Ely Shipley, Some Animal, Nighboat Books, 2018

Reviewed by mica woods

[Review Guidelines]

There is a difference between domesticating and taming.

The difference is similar to, but not analogous to, the difference between feral and wild.

Wild animals may domesticate themselves, if the relationship proves necessary for survival.

Is she dead? They ask.   Oh
God.     Says a voice,

            That girl just fell.
                                          That's not a girl, that's a boy.

Oh.      No, wait:    what is it?

                               A girl.      Someone
               get help!


I can't speak, as if paralyzed.

Some Animal, Ely Shipley's prose/poetry/bildungsroman hybrid, makes itself intimate with the domesticating narratives enforcing and reinforcing constraints on our bodies and identities. It seems for this reason, Some Animal so explicitly takes on, wears, and disrobes a decidedly Western and White canon of poems and writings, assuming the shapes of "Large albino snakes" and "White roots." (Ovid's Metamorphoses, alongside Dickinson's "A narrow Fellow in the Grass," Shelley's "Ode to the West Wind," and Keats' Lamia, supplies the poetic heritage, while the Havelock Ellis's 1897 text Sexual Inversion provides the dominant pathological survey.)

Placed next to memory, folklore, dream sequences, an acid trip, alien abduction texts, and a historiography of beards, among more than I can list, every source of inspiration writhes together into an atemporal yet immediate set of moments made living. Even personal narratives melt and fuse into their juxtaposed counterparts. Into lyric. Into some new creature, vivisected and reborn, exposed and huddled close—not quite tame, not quite feral:

Now the sky brightens over the junior high school
baseball fields, and the sound of the airplane, arrowing
across sky, slices my body into slow echoes. Blades of grass,
grown into emeralds, now jet up and through
D.'s pale paper doll face. A mirror[...]

When we reach the street we fear the speed and sound of
passing cars. Rockets. Crashing waves. The sound makes our skin
ache. We walk along together, arm-in-arm, one big beast.

When Shipley's Some Animal is most encouraging, the speaker(s) has found some unity with an other body (a friend, an old text, himself). I certainly could use more of this courage and encouragement—why I'm reading and re-reading Some Animal. But what do we need all this courage for?

Shipley writes:

normal (adj)
standing at a right angle


scared stiff (idiom)
extremely frightened

            Jill awoke from a dream that left her afraid — scared stiff, in fact.

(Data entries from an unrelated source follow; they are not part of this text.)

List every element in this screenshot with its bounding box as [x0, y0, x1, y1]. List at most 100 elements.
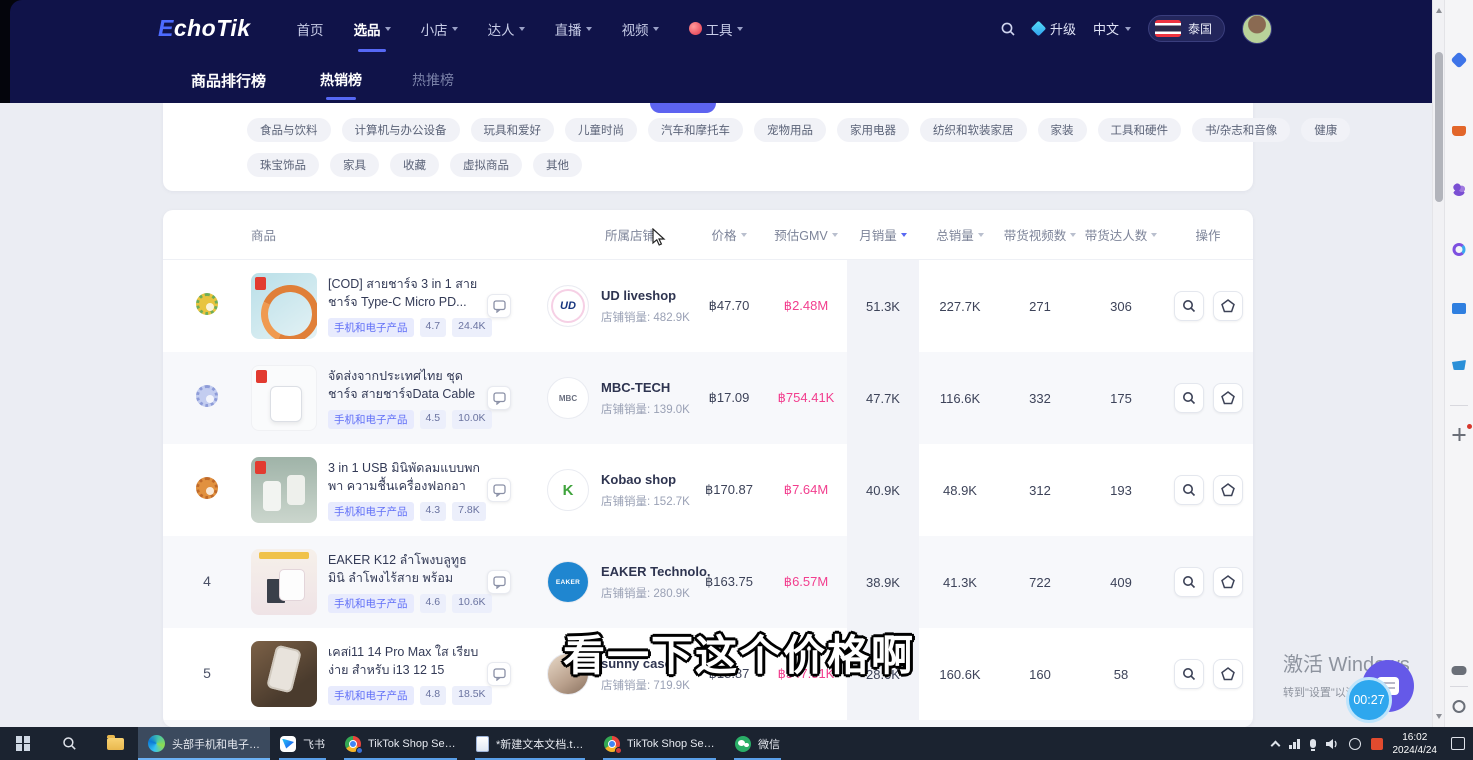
category-chip[interactable]: 家装 [1038, 118, 1087, 142]
category-chip[interactable]: 家用电器 [837, 118, 909, 142]
people-icon[interactable] [1453, 183, 1466, 196]
category-chip[interactable]: 汽车和摩托车 [648, 118, 743, 142]
nav-item-tools[interactable]: 工具 [689, 19, 743, 39]
designer-icon[interactable] [1453, 243, 1466, 256]
nav-item-shops[interactable]: 小店 [421, 19, 458, 39]
translate-button[interactable] [487, 662, 511, 686]
settings-gear-icon[interactable] [1453, 700, 1466, 713]
nav-item-influencers[interactable]: 达人 [488, 19, 525, 39]
shop-logo[interactable]: UD [547, 285, 589, 327]
product-title[interactable]: EAKER K12 ลำโพงบลูทูธ มินิ ลำโพงไร้สาย พ… [328, 551, 487, 587]
detail-search-button[interactable] [1174, 475, 1204, 505]
shopping-tag-icon[interactable] [1451, 52, 1468, 69]
microphone-icon[interactable] [1310, 739, 1316, 748]
scrollbar-thumb[interactable] [1435, 52, 1443, 202]
table-row[interactable]: 4 EAKER K12 ลำโพงบลูทูธ มินิ ลำโพงไร้สาย… [163, 536, 1253, 628]
category-chip[interactable]: 珠宝饰品 [247, 153, 319, 177]
taskbar-search-button[interactable] [46, 727, 92, 760]
shop-logo[interactable]: K [547, 469, 589, 511]
detail-search-button[interactable] [1174, 291, 1204, 321]
tab-hot-promo[interactable]: 热推榜 [412, 70, 454, 90]
col-header-price[interactable]: 价格 [693, 225, 765, 244]
upgrade-button[interactable]: 升级 [1033, 19, 1076, 38]
taskbar-task-notepad[interactable]: *新建文本文档.txt -... [466, 727, 594, 760]
product-title[interactable]: 3 in 1 USB มินิพัดลมแบบพกพา ความชื้นเครื… [328, 459, 487, 495]
product-image[interactable] [251, 457, 317, 523]
detail-search-button[interactable] [1174, 567, 1204, 597]
input-method-icon[interactable] [1349, 738, 1361, 750]
image-tool-icon[interactable] [1452, 303, 1466, 314]
network-icon[interactable] [1289, 739, 1300, 749]
add-icon[interactable] [1453, 428, 1466, 441]
tray-app-icon[interactable] [1371, 738, 1383, 750]
nav-item-videos[interactable]: 视频 [622, 19, 659, 39]
category-chip[interactable]: 虚拟商品 [450, 153, 522, 177]
shop-logo[interactable]: EAKER [547, 561, 589, 603]
col-header-video-count[interactable]: 带货视频数 [1001, 225, 1079, 244]
shop-name[interactable]: Kobao shop [601, 472, 690, 487]
translate-button[interactable] [487, 294, 511, 318]
start-button[interactable] [0, 727, 46, 760]
volume-icon[interactable] [1326, 738, 1339, 750]
hidden-icons-chevron[interactable] [1271, 740, 1281, 750]
nav-item-products[interactable]: 选品 [354, 19, 391, 39]
category-chip[interactable]: 儿童时尚 [565, 118, 637, 142]
table-row[interactable]: จัดส่งจากประเทศไทย ชุดชาร์จ สายชาร์จData… [163, 352, 1253, 444]
pentagon-analysis-button[interactable] [1213, 567, 1243, 597]
col-header-gmv[interactable]: 预估GMV [765, 225, 847, 244]
category-chip[interactable]: 收藏 [390, 153, 439, 177]
action-center-icon[interactable] [1451, 737, 1465, 750]
language-selector[interactable]: 中文 [1093, 19, 1131, 38]
product-image[interactable] [251, 365, 317, 431]
tab-hot-sales[interactable]: 热销榜 [320, 70, 362, 90]
taskbar-task-wechat[interactable]: 微信 [725, 727, 790, 760]
product-title[interactable]: จัดส่งจากประเทศไทย ชุดชาร์จ สายชาร์จData… [328, 367, 487, 403]
product-image[interactable] [251, 641, 317, 707]
nav-item-home[interactable]: 首页 [297, 19, 324, 39]
category-chip[interactable]: 书/杂志和音像 [1192, 118, 1290, 142]
product-image[interactable] [251, 273, 317, 339]
table-row[interactable]: 3 in 1 USB มินิพัดลมแบบพกพา ความชื้นเครื… [163, 444, 1253, 536]
game-controller-icon[interactable] [1452, 666, 1467, 675]
hidden-blue-button[interactable] [650, 103, 716, 113]
shop-name[interactable]: UD liveshop [601, 288, 690, 303]
table-row[interactable]: [COD] สายชาร์จ 3 in 1 สายชาร์จ Type-C Mi… [163, 260, 1253, 352]
page-scrollbar[interactable] [1432, 0, 1444, 727]
product-title[interactable]: [COD] สายชาร์จ 3 in 1 สายชาร์จ Type-C Mi… [328, 275, 487, 311]
product-image[interactable] [251, 549, 317, 615]
translate-button[interactable] [487, 570, 511, 594]
shop-logo[interactable]: MBC [547, 377, 589, 419]
category-chip[interactable]: 纺织和软装家居 [920, 118, 1027, 142]
briefcase-icon[interactable] [1452, 126, 1466, 136]
detail-search-button[interactable] [1174, 383, 1204, 413]
taskbar-task-feishu[interactable]: 飞书 [270, 727, 335, 760]
user-avatar[interactable] [1242, 14, 1272, 44]
detail-search-button[interactable] [1174, 659, 1204, 689]
country-selector[interactable]: 泰国 [1148, 15, 1225, 42]
pentagon-analysis-button[interactable] [1213, 659, 1243, 689]
file-explorer-button[interactable] [92, 727, 138, 760]
taskbar-task-chrome-2[interactable]: TikTok Shop Sell... [594, 727, 725, 760]
translate-button[interactable] [487, 386, 511, 410]
scroll-up-arrow[interactable] [1436, 5, 1442, 13]
pentagon-analysis-button[interactable] [1213, 475, 1243, 505]
cart-icon[interactable] [1452, 360, 1466, 370]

Etymology: from the idea that you are stiff (unable to bend or
change your position) because you are too frightened to move

Shipley questions how terror and its many forms (night-mares, sleep paralysis, social exclusion and public humiliation, physical violence) can choke someone into norms. Some Animal spars with these inheritances from not only the dominant cultural forces, but also overarching trans-narratives and normalizing media portrayals of queerness.

The question, omnipresent: What should we make of the histories snaking into our bodies?

Shipley, even in the numerous epigraphs, disrupts those histories, rephrasing and recycling them on his own terms.

Some terms: "Mouth of a hungry ghost. Narcissus. Bloody / Mary. I want to see—I'm not sure what"; "...Human fainting...// may be a trait evolved / from the tonic immobility or 'playing dead'"; "A black lake // of vibration"; "like some animal / inside an animal."

Shipley shows us how a creature can domesticate itself—and how quickly it can return to the wild. Some Animal takes the canon (and the self) and exposes its inherent contradictions, but also attempts to care for it, live in it, gulp it down and spit it out without choking:

In gay slang, the word beard is used to describe a woman
who is a cover for a gay man's orientation. She, the beard, is used
to hide his identity

by accompanying him in public so that he might pass for straight[....]

A parallel word, though used less commonly, to describe
a man who appears in society as a cover for a lesbian,
is not a beard, but a "merkin"[....]

It's said that a merkin was originally worn by prostitutes
who had to shave their pubic hair when they contracted a disease.

Shipley follows these definitions with a moment at the gynecologist in preparation for a hysterectomy. The closeness, the conversation between narratives, and the care for an instance of life, all show their obvious sutures—but they yield too somehow a bewildering and breathless seamlessness:

The doctor points at his pelvis,
says, "Don't worry, you won't have to shave all that hair."
Then asks if he wants to see his cervix, tells him, "Take a look.
It's really cool. It looks like you have a penis, a big swollen
penis head."

He looks up and watches the bulbous organ, which seems to float
inside the watery black TV suspended over him and magnifying

He reminds himself to breathe so that he will not pass out.